For individuals living with Parkinson’s disease, maintaining functional independence in daily activities is not just essential for physical well-being but also for emotional and psychological health. This blog will discuss two main types of activity sheets designed to assist those with Parkinson’s.
Flow link sheets involve connecting identical numbers or colored dots, drawing inspiration from maze-like puzzles. This simple yet engaging activity demands a harmonious interaction between cognitive and motor domains. Based on research, mazes and puzzle-like activities can mimic complex day-to-day activities that demand planning, problem-solving, attention, and visuospatial skills, all of which can be affected in Parkinson’s.
What You Need:
- Flow link sheets with varying degrees of complexity.
- A writing instrument, preferably with a non-slip grip or a larger size for easy holding.
How to Use Flow Link Sheets:
- Begin by identifying pairs of identical dots or numbers.

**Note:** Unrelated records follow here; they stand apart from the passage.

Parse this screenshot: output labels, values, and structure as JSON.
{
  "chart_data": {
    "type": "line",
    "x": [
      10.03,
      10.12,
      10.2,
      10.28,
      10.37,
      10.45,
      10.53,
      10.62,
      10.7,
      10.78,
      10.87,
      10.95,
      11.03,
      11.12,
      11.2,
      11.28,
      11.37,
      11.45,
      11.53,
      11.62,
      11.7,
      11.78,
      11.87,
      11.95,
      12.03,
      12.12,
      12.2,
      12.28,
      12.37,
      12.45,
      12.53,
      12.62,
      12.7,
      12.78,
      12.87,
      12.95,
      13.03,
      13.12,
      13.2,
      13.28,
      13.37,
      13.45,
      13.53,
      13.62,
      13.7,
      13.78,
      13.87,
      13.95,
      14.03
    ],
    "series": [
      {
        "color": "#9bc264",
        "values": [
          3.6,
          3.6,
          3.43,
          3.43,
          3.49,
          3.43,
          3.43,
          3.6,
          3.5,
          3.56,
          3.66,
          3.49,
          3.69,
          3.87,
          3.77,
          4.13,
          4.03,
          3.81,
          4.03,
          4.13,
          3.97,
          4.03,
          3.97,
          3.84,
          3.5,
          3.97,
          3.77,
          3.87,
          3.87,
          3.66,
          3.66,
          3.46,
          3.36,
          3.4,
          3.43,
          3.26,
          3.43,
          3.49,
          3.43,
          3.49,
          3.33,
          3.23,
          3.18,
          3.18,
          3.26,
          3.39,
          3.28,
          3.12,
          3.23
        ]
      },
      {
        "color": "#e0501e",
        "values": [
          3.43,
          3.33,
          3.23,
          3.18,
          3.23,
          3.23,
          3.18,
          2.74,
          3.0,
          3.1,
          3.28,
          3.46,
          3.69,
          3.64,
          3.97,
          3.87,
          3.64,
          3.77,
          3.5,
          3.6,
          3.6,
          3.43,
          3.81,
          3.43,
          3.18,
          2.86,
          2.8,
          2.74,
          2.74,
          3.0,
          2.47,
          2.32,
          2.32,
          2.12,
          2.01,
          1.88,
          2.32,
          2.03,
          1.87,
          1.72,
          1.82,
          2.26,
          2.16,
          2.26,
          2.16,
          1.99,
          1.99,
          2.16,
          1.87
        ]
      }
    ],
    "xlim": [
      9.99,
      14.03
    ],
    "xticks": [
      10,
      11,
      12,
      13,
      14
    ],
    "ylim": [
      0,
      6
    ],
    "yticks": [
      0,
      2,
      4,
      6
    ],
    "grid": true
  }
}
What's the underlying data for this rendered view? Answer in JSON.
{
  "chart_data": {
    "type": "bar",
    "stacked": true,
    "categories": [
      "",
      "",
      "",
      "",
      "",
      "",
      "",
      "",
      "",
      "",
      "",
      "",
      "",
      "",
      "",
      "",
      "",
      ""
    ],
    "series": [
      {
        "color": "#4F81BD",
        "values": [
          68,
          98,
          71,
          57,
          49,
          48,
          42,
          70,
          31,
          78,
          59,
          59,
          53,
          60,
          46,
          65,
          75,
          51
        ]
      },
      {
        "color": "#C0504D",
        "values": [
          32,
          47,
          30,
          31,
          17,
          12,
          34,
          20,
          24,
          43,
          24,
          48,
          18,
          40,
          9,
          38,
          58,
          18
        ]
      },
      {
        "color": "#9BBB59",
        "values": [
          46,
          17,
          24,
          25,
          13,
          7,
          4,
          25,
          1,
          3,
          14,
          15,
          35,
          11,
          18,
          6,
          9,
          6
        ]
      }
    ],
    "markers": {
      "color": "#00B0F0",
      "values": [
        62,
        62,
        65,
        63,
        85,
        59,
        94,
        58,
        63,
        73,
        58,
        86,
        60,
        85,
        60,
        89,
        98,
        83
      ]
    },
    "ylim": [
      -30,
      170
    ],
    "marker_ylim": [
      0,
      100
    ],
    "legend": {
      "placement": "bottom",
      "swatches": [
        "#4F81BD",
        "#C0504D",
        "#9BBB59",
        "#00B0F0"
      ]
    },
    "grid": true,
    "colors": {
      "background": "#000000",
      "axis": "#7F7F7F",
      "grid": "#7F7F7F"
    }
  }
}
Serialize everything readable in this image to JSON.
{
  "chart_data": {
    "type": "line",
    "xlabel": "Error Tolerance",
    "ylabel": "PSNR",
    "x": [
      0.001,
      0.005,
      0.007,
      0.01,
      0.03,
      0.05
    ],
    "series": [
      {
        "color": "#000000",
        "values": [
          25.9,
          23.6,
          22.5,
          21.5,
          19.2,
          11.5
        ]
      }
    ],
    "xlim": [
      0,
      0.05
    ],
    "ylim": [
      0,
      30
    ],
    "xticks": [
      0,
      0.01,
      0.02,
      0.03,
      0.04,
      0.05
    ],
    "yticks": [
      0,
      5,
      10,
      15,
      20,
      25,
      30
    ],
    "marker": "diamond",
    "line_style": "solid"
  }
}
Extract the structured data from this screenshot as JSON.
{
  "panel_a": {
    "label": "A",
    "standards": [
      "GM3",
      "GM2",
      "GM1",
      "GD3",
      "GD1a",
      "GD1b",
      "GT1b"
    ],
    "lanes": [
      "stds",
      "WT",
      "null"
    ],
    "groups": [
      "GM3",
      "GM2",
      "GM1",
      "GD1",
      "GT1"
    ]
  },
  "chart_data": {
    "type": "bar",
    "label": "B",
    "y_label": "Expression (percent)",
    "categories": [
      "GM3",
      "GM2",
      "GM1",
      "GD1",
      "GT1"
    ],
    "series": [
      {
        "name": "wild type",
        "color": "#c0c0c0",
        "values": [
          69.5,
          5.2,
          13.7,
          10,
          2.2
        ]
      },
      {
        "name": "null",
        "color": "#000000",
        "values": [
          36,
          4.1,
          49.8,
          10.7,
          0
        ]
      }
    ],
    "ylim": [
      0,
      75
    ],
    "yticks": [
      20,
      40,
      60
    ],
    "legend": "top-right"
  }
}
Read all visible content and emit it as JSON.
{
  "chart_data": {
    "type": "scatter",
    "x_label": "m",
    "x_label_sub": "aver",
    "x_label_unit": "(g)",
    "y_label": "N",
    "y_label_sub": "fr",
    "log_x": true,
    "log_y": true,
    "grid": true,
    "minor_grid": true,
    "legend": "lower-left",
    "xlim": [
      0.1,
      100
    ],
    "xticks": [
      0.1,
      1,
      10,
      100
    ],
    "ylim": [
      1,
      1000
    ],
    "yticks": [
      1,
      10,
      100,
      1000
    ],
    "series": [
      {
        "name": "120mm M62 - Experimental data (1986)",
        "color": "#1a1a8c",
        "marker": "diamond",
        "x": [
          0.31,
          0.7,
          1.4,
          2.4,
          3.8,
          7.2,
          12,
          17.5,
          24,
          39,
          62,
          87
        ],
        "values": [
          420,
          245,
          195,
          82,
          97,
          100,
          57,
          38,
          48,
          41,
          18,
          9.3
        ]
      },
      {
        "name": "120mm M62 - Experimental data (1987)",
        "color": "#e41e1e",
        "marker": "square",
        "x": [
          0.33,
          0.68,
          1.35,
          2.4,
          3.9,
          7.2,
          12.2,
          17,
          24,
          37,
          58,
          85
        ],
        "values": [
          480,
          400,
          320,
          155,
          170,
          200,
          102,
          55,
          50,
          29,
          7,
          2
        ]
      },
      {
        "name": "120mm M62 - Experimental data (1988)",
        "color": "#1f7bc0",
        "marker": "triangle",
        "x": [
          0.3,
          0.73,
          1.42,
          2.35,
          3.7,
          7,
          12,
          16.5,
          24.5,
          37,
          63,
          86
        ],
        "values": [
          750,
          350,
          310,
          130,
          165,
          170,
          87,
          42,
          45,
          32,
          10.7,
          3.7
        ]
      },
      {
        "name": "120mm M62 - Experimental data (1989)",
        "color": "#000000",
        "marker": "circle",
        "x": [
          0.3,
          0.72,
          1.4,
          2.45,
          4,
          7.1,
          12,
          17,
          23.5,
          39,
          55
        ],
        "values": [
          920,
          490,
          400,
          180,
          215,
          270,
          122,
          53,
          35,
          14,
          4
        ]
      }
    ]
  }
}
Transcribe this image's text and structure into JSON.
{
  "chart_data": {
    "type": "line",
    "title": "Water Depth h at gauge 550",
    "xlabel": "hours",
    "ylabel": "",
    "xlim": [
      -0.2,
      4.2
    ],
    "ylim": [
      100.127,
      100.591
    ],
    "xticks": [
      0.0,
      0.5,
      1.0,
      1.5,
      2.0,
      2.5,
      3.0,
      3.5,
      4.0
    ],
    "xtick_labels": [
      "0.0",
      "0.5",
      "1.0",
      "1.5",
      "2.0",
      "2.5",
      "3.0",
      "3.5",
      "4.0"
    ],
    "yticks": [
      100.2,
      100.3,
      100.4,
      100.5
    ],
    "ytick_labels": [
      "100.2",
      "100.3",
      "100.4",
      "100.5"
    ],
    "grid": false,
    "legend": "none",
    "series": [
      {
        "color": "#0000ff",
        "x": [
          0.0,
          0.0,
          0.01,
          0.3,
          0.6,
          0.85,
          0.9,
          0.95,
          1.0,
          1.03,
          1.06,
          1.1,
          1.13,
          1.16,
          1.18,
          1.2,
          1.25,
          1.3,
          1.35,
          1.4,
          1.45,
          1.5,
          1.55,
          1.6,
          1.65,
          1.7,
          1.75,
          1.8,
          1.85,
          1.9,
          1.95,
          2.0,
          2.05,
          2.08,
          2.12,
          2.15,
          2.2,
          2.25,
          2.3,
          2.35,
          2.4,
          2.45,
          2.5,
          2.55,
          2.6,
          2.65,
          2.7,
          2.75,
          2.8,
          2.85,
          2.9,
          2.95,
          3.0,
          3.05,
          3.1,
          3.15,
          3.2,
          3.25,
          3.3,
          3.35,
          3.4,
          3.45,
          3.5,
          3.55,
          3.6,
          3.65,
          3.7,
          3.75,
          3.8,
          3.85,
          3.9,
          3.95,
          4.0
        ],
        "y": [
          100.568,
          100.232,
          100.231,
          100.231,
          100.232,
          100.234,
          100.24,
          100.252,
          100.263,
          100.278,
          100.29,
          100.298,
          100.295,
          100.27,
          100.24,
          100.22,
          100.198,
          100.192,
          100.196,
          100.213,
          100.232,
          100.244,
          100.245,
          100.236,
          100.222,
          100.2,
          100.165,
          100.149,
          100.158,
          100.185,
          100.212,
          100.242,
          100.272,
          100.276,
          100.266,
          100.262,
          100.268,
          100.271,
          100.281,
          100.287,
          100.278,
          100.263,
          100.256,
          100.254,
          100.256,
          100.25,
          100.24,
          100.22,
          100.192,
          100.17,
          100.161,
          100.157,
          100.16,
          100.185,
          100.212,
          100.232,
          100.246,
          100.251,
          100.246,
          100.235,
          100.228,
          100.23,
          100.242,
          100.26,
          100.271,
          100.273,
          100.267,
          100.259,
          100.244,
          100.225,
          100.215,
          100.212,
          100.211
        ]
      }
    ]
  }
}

- Connect each pair using continuous lines, ensuring they don’t intersect with other lines.
- Only horizontal or vertical connections are allowed.
- Aim to complete the puzzle efficiently, minimizing the number of moves.
- Cognitive Engagement: Mazes are complex tasks requiring visual-motor planning and problem-solving abilities. Solving these tasks necessitates attention, visuospatial and executive functions like planning and problem solving.
- Motor Skill Enhancement: Drawing paths or flows on these sheets not only engages cognitive processes but also the visuomotor functions, which are critical for everyday activities.
Parkinson’s often leads to a phenomenon called micrographia – a condition where handwriting becomes progressively smaller and more cramped. This is due to the rigidity and slowed movements associated with the disease. By consciously making an effort to write bigger, people living with Parkinson’s can counteract this tendency, ensuring that their writing remains legible and functional.
What You Need:
- Handwriting worksheets
- A pen with a comfortable grip.
- Engage in the air writing
- Rotate a small object within your hand or transfer it between fingers.
- Lift each finger individually or form an “O” shape by touching each finger to your thumb.
- Squeeze objects like Theraputty or stress balls.
How to Use Handwriting Worksheets
- Start by writing letters in the smallest box.
- Gradually move to larger boxes, consciously increasing the size of the handwriting.
- Ensure that the letters touch both the upper and lower boundaries of the provided space.
- Aim to fill the entire space between the lines as the gaps widen.
Motor skill challenges are common among those with Parkinson’s, but with the right tools and exercises, improvements are attainable. These activity sheets not only offer an avenue for skill development but also provide cognitive stimulation, making them an excellent resource for those affected by Parkinson’s.